Animation with substantially meaningful stories dominate the kids’ version of Fear No Film. The opening animated piece is Fetch (Shane Lewis and Kelly Loosli, 2 min., Utah, 2016), which involves teaching a dog to fetch a stick. The directors are affiliated with the Brigham Young University’s award-winning animation program.

The second film (otto) (Marieke Blaauw, Joris Oprins and Job Roggeveen, 10 min., Netherlands, 2015) is delightful and odd, but in the most positive way. There are two character stories at the outset: a girl enjoys having an imaginary friend (Otto) and a young couple are being told by their doctor that they are not going to have a baby. All the characters end up in a café and the woman is enchanted by the girl’s imaginary friend but then she steals him away. The story is carried through with excellent results ideal for a young audience, not a surprise for an animation team that also saw it’s a Single Life nominated for an Oscar in a prior year.

Another animated confection is Cavities-Super Sweet Friday Mornings (Spy Hop Productions, 2 min., Utah), which features student filmmakers using hand puppets to tell the story. Following is a surefire audience pleaser, The Sheriff’s A Chicken (Kelly Loosli, 5 min., Utah, 2016), also produced by BYU’s animation center. Kids will see the town’s new sheriff, who is a chicken, strive to remove the town’s most formidable criminal, Big Bad Jim.

Examples of Iranian filmmaker’s animation work are not just found in the categorical screenings at the City Library auditorium but also in the Art Yard. Light Sight (Seyed M. Tabatabaei, 7 min., Iran, 2016) is about a character trapped in a room who is trying to catch a hanging white light but finds it difficult because the room is filled with brightly colored spheres. At first, he is enchanted but then becomes frustrated and later angry because he cannot take control of the light, thanks to the spheres which are obstacles. At the end, he experiences a wonderful surprise.

The closing film in this screening will tickle any kid’s imagination. Stinky Feet (Michele Seidman, 11 min., North Carolina, 2016) tracks a child’s sock from the time the cotton seed is planted to the factory that makes the sock and then when it is presented as a pair by the child’s grandmother.

KIDS! 8 AND UP (Daily, noon-8 p.m., hourly screenings, Kids Art Yard)

A mix of live narration and animation highlight the screening for older children.
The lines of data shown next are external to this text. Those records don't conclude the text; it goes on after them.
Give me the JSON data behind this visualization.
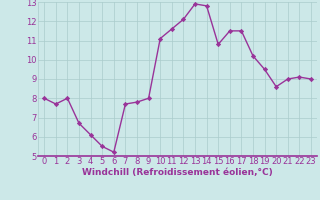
{
  "x": [
    0,
    1,
    2,
    3,
    4,
    5,
    6,
    7,
    8,
    9,
    10,
    11,
    12,
    13,
    14,
    15,
    16,
    17,
    18,
    19,
    20,
    21,
    22,
    23
  ],
  "y": [
    8.0,
    7.7,
    8.0,
    6.7,
    6.1,
    5.5,
    5.2,
    7.7,
    7.8,
    8.0,
    11.1,
    11.6,
    12.1,
    12.9,
    12.8,
    10.8,
    11.5,
    11.5,
    10.2,
    9.5,
    8.6,
    9.0,
    9.1,
    9.0
  ],
  "line_color": "#993399",
  "marker": "D",
  "marker_size": 2.2,
  "linewidth": 1.0,
  "bg_color": "#cce8e8",
  "grid_color": "#aacccc",
  "xlabel": "Windchill (Refroidissement éolien,°C)",
  "xlabel_color": "#993399",
  "xlabel_fontsize": 6.5,
  "tick_color": "#993399",
  "tick_fontsize": 6.0,
  "ylim": [
    5,
    13
  ],
  "xlim": [
    -0.5,
    23.5
  ],
  "yticks": [
    5,
    6,
    7,
    8,
    9,
    10,
    11,
    12,
    13
  ],
  "xticks": [
    0,
    1,
    2,
    3,
    4,
    5,
    6,
    7,
    8,
    9,
    10,
    11,
    12,
    13,
    14,
    15,
    16,
    17,
    18,
    19,
    20,
    21,
    22,
    23
  ],
  "spine_color": "#993399"
}
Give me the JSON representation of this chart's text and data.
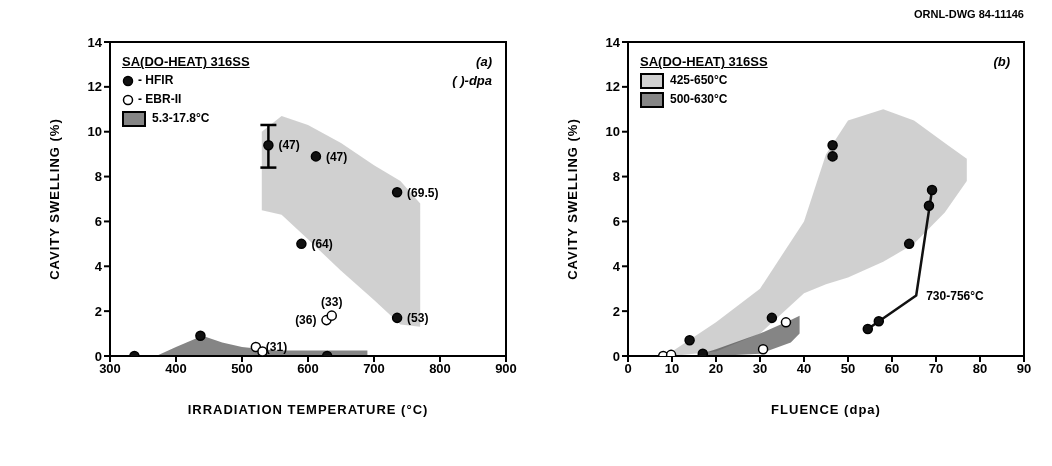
{
  "chart_data": [
    {
      "type": "scatter",
      "xlabel": "IRRADIATION TEMPERATURE (°C)",
      "ylabel": "CAVITY SWELLING (%)",
      "legend_title": "SA(DO-HEAT) 316SS",
      "legend": "top left",
      "xlim": [
        300,
        900
      ],
      "xticks": [
        300,
        400,
        500,
        600,
        700,
        800,
        900
      ],
      "ylim": [
        0,
        14
      ],
      "yticks": [
        0,
        2,
        4,
        6,
        8,
        10,
        12,
        14
      ],
      "series": [
        {
          "name": "- HFIR",
          "color": "#111111",
          "marker": "circle",
          "x": [
            540,
            612,
            735,
            590,
            735,
            337,
            437,
            629
          ],
          "values": [
            9.4,
            8.9,
            7.3,
            5.0,
            1.7,
            0,
            0.9,
            0
          ],
          "errors": [
            [
              8.4,
              10.3
            ],
            null,
            null,
            null,
            null,
            null,
            null,
            null
          ]
        },
        {
          "name": "- EBR-II",
          "color": "#ffffff",
          "marker": "circle",
          "x": [
            628,
            636,
            521,
            531
          ],
          "values": [
            1.6,
            1.8,
            0.4,
            0.2
          ]
        },
        {
          "name": "5.3-17.8°C",
          "type": "line",
          "color": "#333333",
          "x": [
            370,
            400,
            440,
            470,
            500,
            550,
            620,
            690
          ],
          "values": [
            null,
            null,
            null,
            null,
            null,
            null,
            null,
            null
          ],
          "lower": [
            0,
            0,
            0,
            0,
            0,
            0,
            0,
            0
          ],
          "upper": [
            0,
            0.4,
            0.9,
            0.6,
            0.4,
            0.25,
            0.25,
            0.25
          ]
        },
        {
          "type": "line",
          "color": "#b0b0b0",
          "x": [
            530,
            560,
            600,
            650,
            700,
            740,
            770
          ],
          "values": [
            null,
            null,
            null,
            null,
            null,
            null,
            null
          ],
          "lower": [
            6.5,
            6.3,
            5.2,
            3.8,
            2.5,
            1.4,
            1.3
          ],
          "upper": [
            10.0,
            10.7,
            10.3,
            9.5,
            8.5,
            7.8,
            6.8
          ]
        }
      ],
      "annotations": [
        "(a)",
        "( )-dpa",
        {
          "text": "(47)",
          "x": 540,
          "y": 9.4
        },
        {
          "text": "(47)",
          "x": 612,
          "y": 8.9
        },
        {
          "text": "(69.5)",
          "x": 735,
          "y": 7.3
        },
        {
          "text": "(64)",
          "x": 590,
          "y": 5.0
        },
        {
          "text": "(53)",
          "x": 735,
          "y": 1.7
        },
        {
          "text": "(36)",
          "x": 628,
          "y": 1.6
        },
        {
          "text": "(33)",
          "x": 636,
          "y": 1.8
        },
        {
          "text": "(31)",
          "x": 521,
          "y": 0.4
        }
      ]
    },
    {
      "type": "scatter",
      "subtitle": "ORNL-DWG 84-11146",
      "xlabel": "FLUENCE (dpa)",
      "ylabel": "CAVITY SWELLING (%)",
      "legend_title": "SA(DO-HEAT) 316SS",
      "legend": "top left",
      "xlim": [
        0,
        90
      ],
      "xticks": [
        0,
        10,
        20,
        30,
        40,
        50,
        60,
        70,
        80,
        90
      ],
      "ylim": [
        0,
        14
      ],
      "yticks": [
        0,
        2,
        4,
        6,
        8,
        10,
        12,
        14
      ],
      "series": [
        {
          "name": "425-650°C",
          "type": "line",
          "color": "#b0b0b0",
          "x": [
            10,
            20,
            30,
            40,
            45,
            50,
            58,
            65,
            72,
            77
          ],
          "values": [
            null,
            null,
            null,
            null,
            null,
            null,
            null,
            null,
            null,
            null
          ],
          "lower": [
            0,
            0.2,
            1.0,
            2.8,
            3.2,
            3.5,
            4.2,
            5.0,
            6.4,
            7.8
          ],
          "upper": [
            0.2,
            1.5,
            3.0,
            6.0,
            9.0,
            10.5,
            11.0,
            10.5,
            9.5,
            8.8
          ]
        },
        {
          "name": "500-630°C",
          "type": "line",
          "color": "#333333",
          "x": [
            15,
            20,
            30,
            37,
            39
          ],
          "values": [
            null,
            null,
            null,
            null,
            null
          ],
          "lower": [
            0,
            0,
            0.1,
            0.6,
            1.0
          ],
          "upper": [
            0,
            0.3,
            1.0,
            1.6,
            1.8
          ]
        },
        {
          "type": "line",
          "color": "#111111",
          "x": [
            54.5,
            65.5,
            69.1
          ],
          "values": [
            1.2,
            2.7,
            7.4
          ]
        },
        {
          "color": "#111111",
          "marker": "circle",
          "x": [
            46.5,
            46.5,
            69.1,
            68.4,
            63.9,
            32.7,
            14,
            54.5,
            57,
            17
          ],
          "values": [
            9.4,
            8.9,
            7.4,
            6.7,
            5.0,
            1.7,
            0.7,
            1.2,
            1.55,
            0.1
          ]
        },
        {
          "color": "#ffffff",
          "marker": "circle",
          "x": [
            35.9,
            30.7,
            8,
            9.8
          ],
          "values": [
            1.5,
            0.3,
            0,
            0.05
          ]
        }
      ],
      "annotations": [
        "(b)",
        {
          "text": "730-756°C",
          "x": 65.5,
          "y": 2.7
        }
      ]
    }
  ]
}
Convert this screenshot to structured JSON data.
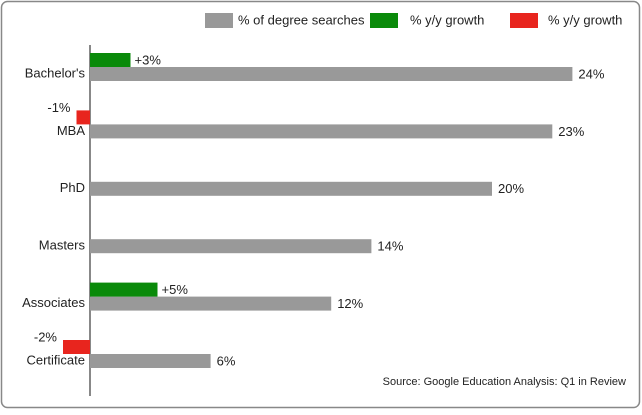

The first film is Super Girl (Vaani Arora and Hemant Gaba, 16 min., India, 2016), a smart story about a young girl, with a healthy curiosity about science, who is trying to figure out how to be a superhero and what unique power she should have. Kitten Witch (James Cunningham, 9 min., New Zealand, 2016) is a charming animation piece about a precocious kitten who must pass a test to become a witch but is frustrated until the witch makes an unexpected discovery.

The third film is a wonderful gem, Birdman (Yixing Li and Maisie Luo, 5 min., California, 2016), which was made possible through a grant from the Idyllwild Arts Academy foundation. In this stop-motion animation piece, the directors relayed the story of a young character resembling Icarus from classic mythology who desires to fly.

The screening closes with Mission Sunday (Rukshana Tabassum, 21 min., India, 2015) is about a 15-year-old boy who finds himself trapped in a time loop, which happens to be Sunday. And, the only way he can escape the trap is to master the art of managing his time so he can complete all the tasks that he is supposed to accomplish on that Sunday.